Świetlna bariera powstrzyma komary?
O tym jak uciążliwe potrafią być komary wie zapewne doskonale każdy z nas. Na rynku obecna jest cała masa środków, nie ma jednak żadnej w 100% pewnej metody na te złośliwe insekty. Teraz może się to jednak zmienić - za sprawą bariery stworzonej ze światła.
O tym jak uciążliwe potrafią być komary wie zapewne doskonale każdy z nas. Na rynku obecna jest cała masa środków, nie ma jednak żadnej w 100% pewnej metody na te złośliwe insekty. Teraz może się to jednak zmienić - za sprawą bariery stworzonej ze światła.
Obecnie wynalezieniem czegoś takiego zajmuje się fizyk Szabolcs Márka z nowojorskiego Uniwersytetu Columbia.

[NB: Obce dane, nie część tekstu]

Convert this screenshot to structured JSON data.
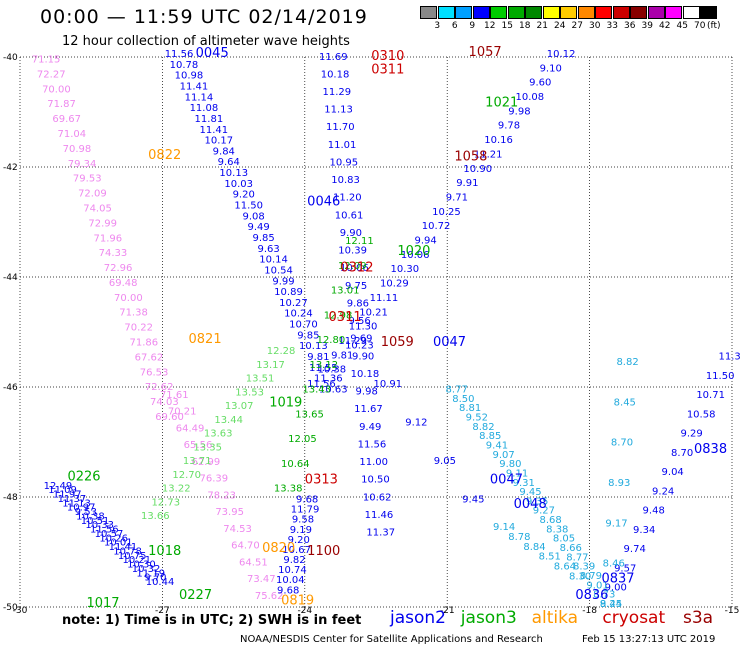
{
  "header": {
    "title": "00:00 — 11:59 UTC 02/14/2019",
    "subtitle": "12 hour collection of altimeter wave heights"
  },
  "colorbar": {
    "unit": "(ft)",
    "bins": [
      {
        "label": "3",
        "color": "#888888"
      },
      {
        "label": "6",
        "color": "#00e0ff"
      },
      {
        "label": "9",
        "color": "#00a0ff"
      },
      {
        "label": "12",
        "color": "#0000ff"
      },
      {
        "label": "15",
        "color": "#00cc00"
      },
      {
        "label": "18",
        "color": "#00aa00"
      },
      {
        "label": "21",
        "color": "#008800"
      },
      {
        "label": "24",
        "color": "#ffff00"
      },
      {
        "label": "27",
        "color": "#ffcc00"
      },
      {
        "label": "30",
        "color": "#ff8800"
      },
      {
        "label": "33",
        "color": "#ff0000"
      },
      {
        "label": "36",
        "color": "#cc0000"
      },
      {
        "label": "39",
        "color": "#880000"
      },
      {
        "label": "42",
        "color": "#aa00aa"
      },
      {
        "label": "45",
        "color": "#ff00ff"
      },
      {
        "label": "70",
        "color": "#ffffff"
      },
      {
        "label": "",
        "color": "#000000"
      }
    ]
  },
  "chart_data": {
    "type": "scatter",
    "xlim": [
      -30,
      -15
    ],
    "ylim": [
      -50,
      -40
    ],
    "x_ticks": [
      {
        "v": -30,
        "label": "-30"
      },
      {
        "v": -27,
        "label": "-27"
      },
      {
        "v": -24,
        "label": "-24"
      },
      {
        "v": -21,
        "label": "-21"
      },
      {
        "v": -18,
        "label": "-18"
      },
      {
        "v": -15,
        "label": "-15"
      }
    ],
    "y_ticks": [
      {
        "v": -40,
        "label": "-40"
      },
      {
        "v": -42,
        "label": "-42"
      },
      {
        "v": -44,
        "label": "-44"
      },
      {
        "v": -46,
        "label": "-46"
      },
      {
        "v": -48,
        "label": "-48"
      },
      {
        "v": -50,
        "label": "-50"
      }
    ],
    "grid": true,
    "satellite_colors": {
      "j2": "#0000ee",
      "j3": "#00aa00",
      "j3l": "#66dd66",
      "cr": "#cc0000",
      "cy": "#22aadd",
      "pk": "#ee88ee",
      "pkd": "#cc66cc",
      "or": "#ff9900",
      "dk": "#990000"
    },
    "tracks": [
      {
        "sat": "pk",
        "x0": -29.45,
        "y0": -40.1,
        "x1": -26.85,
        "y1": -46.6,
        "values": [
          "71.15",
          "72.27",
          "70.00",
          "71.87",
          "69.67",
          "71.04",
          "70.98",
          "79.34",
          "79.53",
          "72.09",
          "74.05",
          "72.99",
          "71.96",
          "74.33",
          "72.96",
          "69.48",
          "70.00",
          "71.38",
          "70.22",
          "71.86",
          "67.62",
          "76.53",
          "72.62",
          "74.03",
          "69.60"
        ]
      },
      {
        "sat": "pk",
        "x0": -26.75,
        "y0": -46.2,
        "x1": -24.75,
        "y1": -49.85,
        "values": [
          "71.61",
          "70.21",
          "64.49",
          "65.56",
          "62.99",
          "76.39",
          "78.23",
          "73.95",
          "74.53",
          "64.70",
          "64.51",
          "73.47",
          "75.62"
        ]
      },
      {
        "sat": "j2",
        "x0": -26.65,
        "y0": -40.0,
        "x1": -23.4,
        "y1": -46.1,
        "values": [
          "11.56",
          "10.78",
          "10.98",
          "11.41",
          "11.14",
          "11.08",
          "11.81",
          "11.41",
          "10.17",
          "9.84",
          "9.64",
          "10.13",
          "10.03",
          "9.20",
          "11.50",
          "9.08",
          "9.49",
          "9.85",
          "9.63",
          "10.14",
          "10.54",
          "9.99",
          "10.89",
          "10.27",
          "10.24",
          "10.70",
          "9.85",
          "10.13",
          "9.81",
          "11.55",
          "11.36",
          "10.63"
        ]
      },
      {
        "sat": "j2",
        "x0": -23.4,
        "y0": -40.05,
        "x1": -22.4,
        "y1": -48.7,
        "values": [
          "11.69",
          "10.18",
          "11.29",
          "11.13",
          "11.70",
          "11.01",
          "10.95",
          "10.83",
          "11.20",
          "10.61",
          "9.90",
          "10.39",
          "10.06",
          "9.75",
          "9.86",
          "9.56",
          "9.69",
          "9.90",
          "10.18",
          "9.98",
          "11.67",
          "9.49",
          "11.56",
          "11.00",
          "10.50",
          "10.62",
          "11.46",
          "11.37"
        ]
      },
      {
        "sat": "j2",
        "x0": -23.95,
        "y0": -48.1,
        "x1": -24.35,
        "y1": -49.75,
        "values": [
          "9.68",
          "11.79",
          "9.58",
          "9.19",
          "9.20",
          "10.67",
          "9.82",
          "10.74",
          "10.04",
          "9.68"
        ]
      },
      {
        "sat": "j2",
        "x0": -18.6,
        "y0": -40.0,
        "x1": -23.65,
        "y1": -46.0,
        "values": [
          "10.12",
          "9.10",
          "9.60",
          "10.08",
          "9.98",
          "9.78",
          "10.16",
          "11.21",
          "10.90",
          "9.91",
          "9.71",
          "10.25",
          "10.72",
          "9.94",
          "10.06",
          "10.30",
          "10.29",
          "11.11",
          "10.21",
          "11.30",
          "11.29",
          "9.81",
          "10.38",
          "11.56"
        ]
      },
      {
        "sat": "j2",
        "x0": -22.85,
        "y0": -45.3,
        "x1": -20.45,
        "y1": -48.1,
        "values": [
          "10.23",
          "10.91",
          "9.12",
          "9.05",
          "9.45"
        ]
      },
      {
        "sat": "j2",
        "x0": -29.2,
        "y0": -47.85,
        "x1": -27.05,
        "y1": -49.6,
        "values": [
          "12.49",
          "11.09",
          "11.97",
          "11.37",
          "11.13",
          "10.97",
          "9.53",
          "10.38",
          "10.51",
          "10.33",
          "11.56",
          "10.57",
          "10.26",
          "10.01",
          "11.41",
          "10.78",
          "10.75",
          "10.21",
          "10.30",
          "10.32",
          "11.19",
          "9.70",
          "10.44"
        ]
      },
      {
        "sat": "j2",
        "x0": -15.05,
        "y0": -45.5,
        "x1": -17.45,
        "y1": -49.7,
        "values": [
          "11.3",
          "11.50",
          "10.71",
          "10.58",
          "9.29",
          "8.70",
          "9.04",
          "9.24",
          "9.48",
          "9.34",
          "9.74",
          "9.57",
          "9.00"
        ]
      },
      {
        "sat": "j3",
        "x0": -22.85,
        "y0": -43.4,
        "x1": -24.35,
        "y1": -47.9,
        "values": [
          "12.11",
          "12.09",
          "13.01",
          "12.98",
          "12.80",
          "13.12",
          "13.43",
          "13.65",
          "12.05",
          "10.64",
          "13.38"
        ]
      },
      {
        "sat": "j3l",
        "x0": -24.5,
        "y0": -45.4,
        "x1": -27.15,
        "y1": -48.4,
        "values": [
          "12.28",
          "13.17",
          "13.51",
          "13.53",
          "13.07",
          "13.44",
          "13.63",
          "13.35",
          "13.71",
          "12.70",
          "13.22",
          "12.73",
          "13.66"
        ]
      },
      {
        "sat": "cy",
        "x0": -20.8,
        "y0": -46.1,
        "x1": -17.55,
        "y1": -50.0,
        "values": [
          "8.77",
          "8.50",
          "8.81",
          "9.52",
          "8.82",
          "8.85",
          "9.41",
          "9.07",
          "9.80",
          "9.11",
          "9.31",
          "9.45",
          "9.35",
          "9.27",
          "8.68",
          "8.38",
          "8.05",
          "8.66",
          "8.77",
          "8.39",
          "8.79",
          "9.01",
          "8.73",
          "9.24"
        ]
      },
      {
        "sat": "cy",
        "x0": -17.2,
        "y0": -45.6,
        "x1": -17.55,
        "y1": -50.0,
        "values": [
          "8.82",
          "8.45",
          "8.70",
          "8.93",
          "9.17",
          "8.46",
          "8.45"
        ]
      },
      {
        "sat": "cy",
        "x0": -19.8,
        "y0": -48.6,
        "x1": -18.2,
        "y1": -49.5,
        "values": [
          "9.14",
          "8.78",
          "8.84",
          "8.51",
          "8.64",
          "8.30"
        ]
      }
    ],
    "labels": [
      {
        "sat": "j2",
        "text": "0045",
        "x": -26.3,
        "y": -40.0
      },
      {
        "sat": "dk",
        "text": "1057",
        "x": -20.55,
        "y": -39.98
      },
      {
        "sat": "j3",
        "text": "1021",
        "x": -20.2,
        "y": -40.9
      },
      {
        "sat": "dk",
        "text": "1058",
        "x": -20.85,
        "y": -41.88
      },
      {
        "sat": "cr",
        "text": "0310",
        "x": -22.6,
        "y": -40.05
      },
      {
        "sat": "cr",
        "text": "0311",
        "x": -22.6,
        "y": -40.3
      },
      {
        "sat": "or",
        "text": "0822",
        "x": -27.3,
        "y": -41.85
      },
      {
        "sat": "j2",
        "text": "0046",
        "x": -23.95,
        "y": -42.7
      },
      {
        "sat": "j3",
        "text": "1020",
        "x": -22.05,
        "y": -43.6
      },
      {
        "sat": "cr",
        "text": "0312",
        "x": -23.25,
        "y": -43.9
      },
      {
        "sat": "cr",
        "text": "0311",
        "x": -23.5,
        "y": -44.8
      },
      {
        "sat": "or",
        "text": "0821",
        "x": -26.45,
        "y": -45.2
      },
      {
        "sat": "dk",
        "text": "1059",
        "x": -22.4,
        "y": -45.25
      },
      {
        "sat": "j2",
        "text": "0047",
        "x": -21.3,
        "y": -45.25
      },
      {
        "sat": "j3",
        "text": "1019",
        "x": -24.75,
        "y": -46.35
      },
      {
        "sat": "j3",
        "text": "0226",
        "x": -29.0,
        "y": -47.7
      },
      {
        "sat": "cr",
        "text": "0313",
        "x": -24.0,
        "y": -47.75
      },
      {
        "sat": "j2",
        "text": "0047",
        "x": -20.1,
        "y": -47.75
      },
      {
        "sat": "j2",
        "text": "0048",
        "x": -19.6,
        "y": -48.2
      },
      {
        "sat": "j2",
        "text": "0838",
        "x": -15.8,
        "y": -47.2
      },
      {
        "sat": "j3",
        "text": "1018",
        "x": -27.3,
        "y": -49.05
      },
      {
        "sat": "or",
        "text": "0820",
        "x": -24.9,
        "y": -49.0
      },
      {
        "sat": "dk",
        "text": "1100",
        "x": -23.95,
        "y": -49.05
      },
      {
        "sat": "j3",
        "text": "0227",
        "x": -26.65,
        "y": -49.85
      },
      {
        "sat": "j3",
        "text": "1017",
        "x": -28.6,
        "y": -50.0
      },
      {
        "sat": "or",
        "text": "0819",
        "x": -24.5,
        "y": -49.95
      },
      {
        "sat": "j2",
        "text": "0837",
        "x": -17.75,
        "y": -49.55
      },
      {
        "sat": "j2",
        "text": "0836",
        "x": -18.3,
        "y": -49.85
      }
    ]
  },
  "footer": {
    "note": "note:  1) Time is in UTC;  2) SWH is in feet",
    "satellites": [
      {
        "name": "jason2",
        "color": "#0000ee"
      },
      {
        "name": "jason3",
        "color": "#00aa00"
      },
      {
        "name": "altika",
        "color": "#ff9900"
      },
      {
        "name": "cryosat",
        "color": "#cc0000"
      },
      {
        "name": "s3a",
        "color": "#990000"
      }
    ],
    "credit": "NOAA/NESDIS Center for Satellite Applications and Research",
    "timestamp": "Feb 15 13:27:13 UTC 2019"
  }
}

Początkowo zajmował się on optyką w ramach swoich badań nad astrofizyką i czarnymi dziurami. Badania te poddały mu pewien pomysł. Skoro moskity wykorzystują do namierzania ludzi zaawansowany system sensorów to czemu nie zastosować światła do wprowadzania sporego zamieszania w głowach tych insektów?

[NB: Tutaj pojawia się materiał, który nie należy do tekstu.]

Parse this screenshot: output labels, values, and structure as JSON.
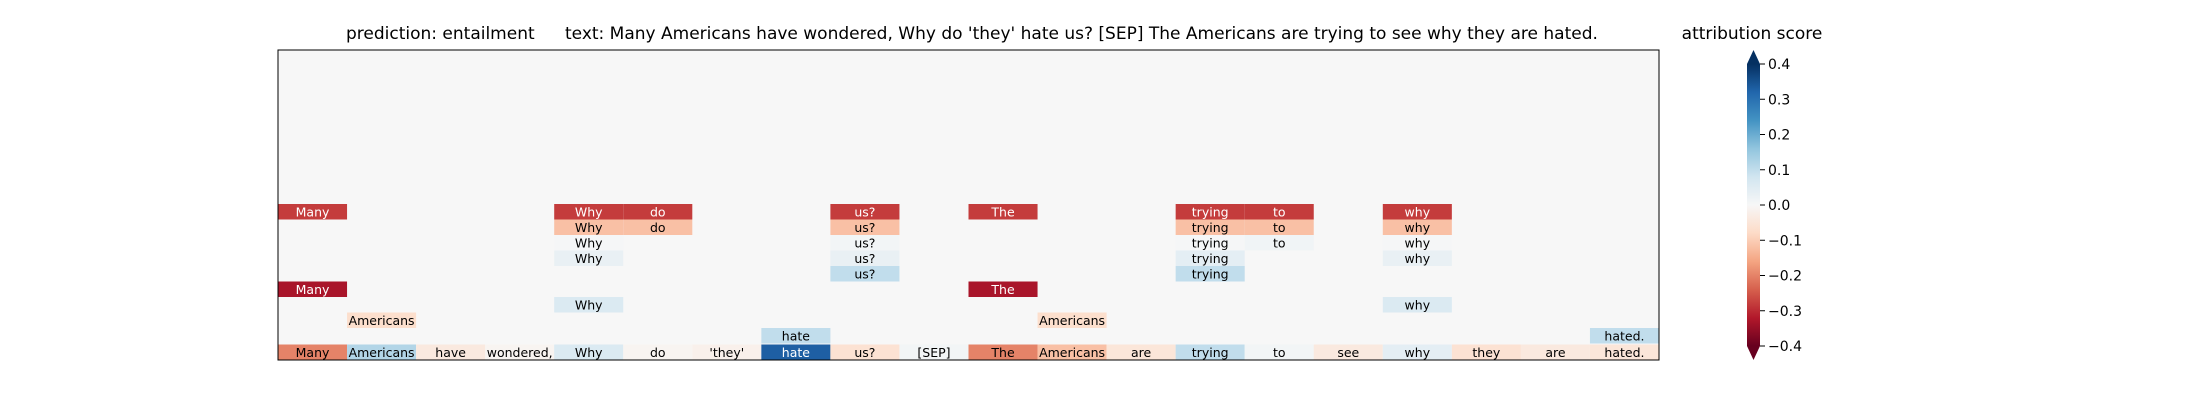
{
  "chart_data": {
    "type": "heatmap",
    "title_prediction": "prediction:  entailment",
    "title_text": "text:  Many Americans have wondered, Why do 'they' hate us? [SEP] The Americans are trying to see why they are hated.",
    "tokens": [
      "Many",
      "Americans",
      "have",
      "wondered,",
      "Why",
      "do",
      "'they'",
      "hate",
      "us?",
      "[SEP]",
      "The",
      "Americans",
      "are",
      "trying",
      "to",
      "see",
      "why",
      "they",
      "are",
      "hated."
    ],
    "base_scores": [
      -0.2,
      0.12,
      -0.04,
      -0.01,
      0.06,
      -0.01,
      -0.02,
      0.33,
      -0.06,
      0.01,
      -0.2,
      -0.12,
      -0.05,
      0.1,
      0.01,
      -0.04,
      0.04,
      -0.06,
      -0.04,
      -0.05
    ],
    "rows": [
      [
        [
          0,
          "Many",
          -0.28
        ],
        [
          4,
          "Why",
          -0.28
        ],
        [
          5,
          "do",
          -0.28
        ],
        [
          8,
          "us?",
          -0.28
        ],
        [
          10,
          "The",
          -0.28
        ],
        [
          13,
          "trying",
          -0.28
        ],
        [
          14,
          "to",
          -0.28
        ],
        [
          16,
          "why",
          -0.28
        ]
      ],
      [
        [
          4,
          "Why",
          -0.12
        ],
        [
          5,
          "do",
          -0.12
        ],
        [
          8,
          "us?",
          -0.12
        ],
        [
          13,
          "trying",
          -0.12
        ],
        [
          14,
          "to",
          -0.12
        ],
        [
          16,
          "why",
          -0.12
        ]
      ],
      [
        [
          4,
          "Why",
          0.005
        ],
        [
          8,
          "us?",
          0.01
        ],
        [
          13,
          "trying",
          0.005
        ],
        [
          14,
          "to",
          0.015
        ],
        [
          16,
          "why",
          0.005
        ]
      ],
      [
        [
          4,
          "Why",
          0.03
        ],
        [
          8,
          "us?",
          0.03
        ],
        [
          13,
          "trying",
          0.04
        ],
        [
          16,
          "why",
          0.03
        ]
      ],
      [
        [
          8,
          "us?",
          0.1
        ],
        [
          13,
          "trying",
          0.1
        ]
      ],
      [
        [
          0,
          "Many",
          -0.33
        ],
        [
          10,
          "The",
          -0.33
        ]
      ],
      [
        [
          4,
          "Why",
          0.06
        ],
        [
          16,
          "why",
          0.06
        ]
      ],
      [
        [
          1,
          "Americans",
          -0.07
        ],
        [
          11,
          "Americans",
          -0.07
        ]
      ],
      [
        [
          7,
          "hate",
          0.1
        ],
        [
          19,
          "hated.",
          0.1
        ]
      ]
    ],
    "colorbar": {
      "label": "attribution score",
      "vmin": -0.4,
      "vmax": 0.4,
      "ticks": [
        "0.4",
        "0.3",
        "0.2",
        "0.1",
        "0.0",
        "−0.1",
        "−0.2",
        "−0.3",
        "−0.4"
      ],
      "tick_values": [
        0.4,
        0.3,
        0.2,
        0.1,
        0.0,
        -0.1,
        -0.2,
        -0.3,
        -0.4
      ],
      "colormap": [
        "#67001f",
        "#b2182b",
        "#d6604d",
        "#f4a582",
        "#fddbc7",
        "#f7f7f7",
        "#d1e5f0",
        "#92c5de",
        "#4393c3",
        "#2166ac",
        "#053061"
      ]
    }
  }
}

Z tego wyrósł pomysł stworzenia bariery świetlnej. Jak okazało się niewidzialna ściana światła jest bardzo skuteczna - moskity i muszki owocówki przekraczają ją, lecz natychmiast zawracają i nie chcą próbować ponownie.
Pan Márka zgłosił się ze swoim pomysłem do Fundacji Billa i Melindy Gates i otrzymał grant w wysokości 100 tysięcy dolarów na swoje badania. Ich wyniki były na tyle obiecujące, że otrzymał on drugą transzę na dalsze eksperymenty - tym razem w kwocie miliona dolarów.

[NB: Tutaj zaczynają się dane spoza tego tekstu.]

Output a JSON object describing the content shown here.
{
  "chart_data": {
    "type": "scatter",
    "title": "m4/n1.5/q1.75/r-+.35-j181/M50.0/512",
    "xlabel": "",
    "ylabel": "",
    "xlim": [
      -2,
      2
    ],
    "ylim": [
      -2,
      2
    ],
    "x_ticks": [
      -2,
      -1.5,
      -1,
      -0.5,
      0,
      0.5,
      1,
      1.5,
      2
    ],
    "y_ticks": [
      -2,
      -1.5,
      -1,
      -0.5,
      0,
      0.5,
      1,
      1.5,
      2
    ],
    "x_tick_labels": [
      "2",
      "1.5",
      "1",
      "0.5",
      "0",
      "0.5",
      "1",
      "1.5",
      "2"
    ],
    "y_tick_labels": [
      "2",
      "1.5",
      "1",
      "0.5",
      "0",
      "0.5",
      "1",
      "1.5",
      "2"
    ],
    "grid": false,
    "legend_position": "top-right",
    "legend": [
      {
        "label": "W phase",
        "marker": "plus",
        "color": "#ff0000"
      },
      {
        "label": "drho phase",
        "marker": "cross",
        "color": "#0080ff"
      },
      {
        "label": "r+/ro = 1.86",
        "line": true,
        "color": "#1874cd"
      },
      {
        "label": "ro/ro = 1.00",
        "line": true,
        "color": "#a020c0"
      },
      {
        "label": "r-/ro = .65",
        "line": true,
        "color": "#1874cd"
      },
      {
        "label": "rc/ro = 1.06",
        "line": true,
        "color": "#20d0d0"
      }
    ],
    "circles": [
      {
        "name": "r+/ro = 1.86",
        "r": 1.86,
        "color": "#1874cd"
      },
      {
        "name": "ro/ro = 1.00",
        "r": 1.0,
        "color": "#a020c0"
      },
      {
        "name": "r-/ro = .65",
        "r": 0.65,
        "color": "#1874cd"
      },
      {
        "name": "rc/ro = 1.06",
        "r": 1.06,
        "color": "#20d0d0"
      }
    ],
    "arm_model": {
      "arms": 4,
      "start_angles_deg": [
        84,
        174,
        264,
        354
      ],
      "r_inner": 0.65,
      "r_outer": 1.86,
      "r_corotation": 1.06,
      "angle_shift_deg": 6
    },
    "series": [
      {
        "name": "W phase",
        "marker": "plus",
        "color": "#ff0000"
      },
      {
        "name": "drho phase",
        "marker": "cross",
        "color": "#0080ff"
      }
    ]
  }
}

Fundacja Gatesów liczy przede wszystkim na zastosowanie nowego wynalazku w walce z zabójczą malarią, która zabija rocznie około 800 tysięcy osób - głównie dzieci poniżej 5 roku życia. Jednak możliwości tak naprawdę są nieograniczone - można stworzyć komercyjną wersję urządzenia, które zamontowane przy wejściu do domu czy przy oknie skutecznie odstraszałoby wszelkie insekty.
Według Márki na takie urządzenie w naszych domach będziemy musieli jednak poczekać kilka lat.
Na razie badania dotyczą przede wszystkim tego, dlaczego w ogóle bariera działa - co jest na razie dla zespołu naukowców zagadką. Ze względów praktycznych nie ma to oczywiście najmniejszego znaczenia, z naukowych jednak - ma znaczenie kluczowe. Zbadanie percepcji tych owadów może pomóc stworzyć sztuczne sensory dla robotów, które pozwolą im wyszukiwać ludzi w gruzach, czy rannych żołnierzy na polu walki.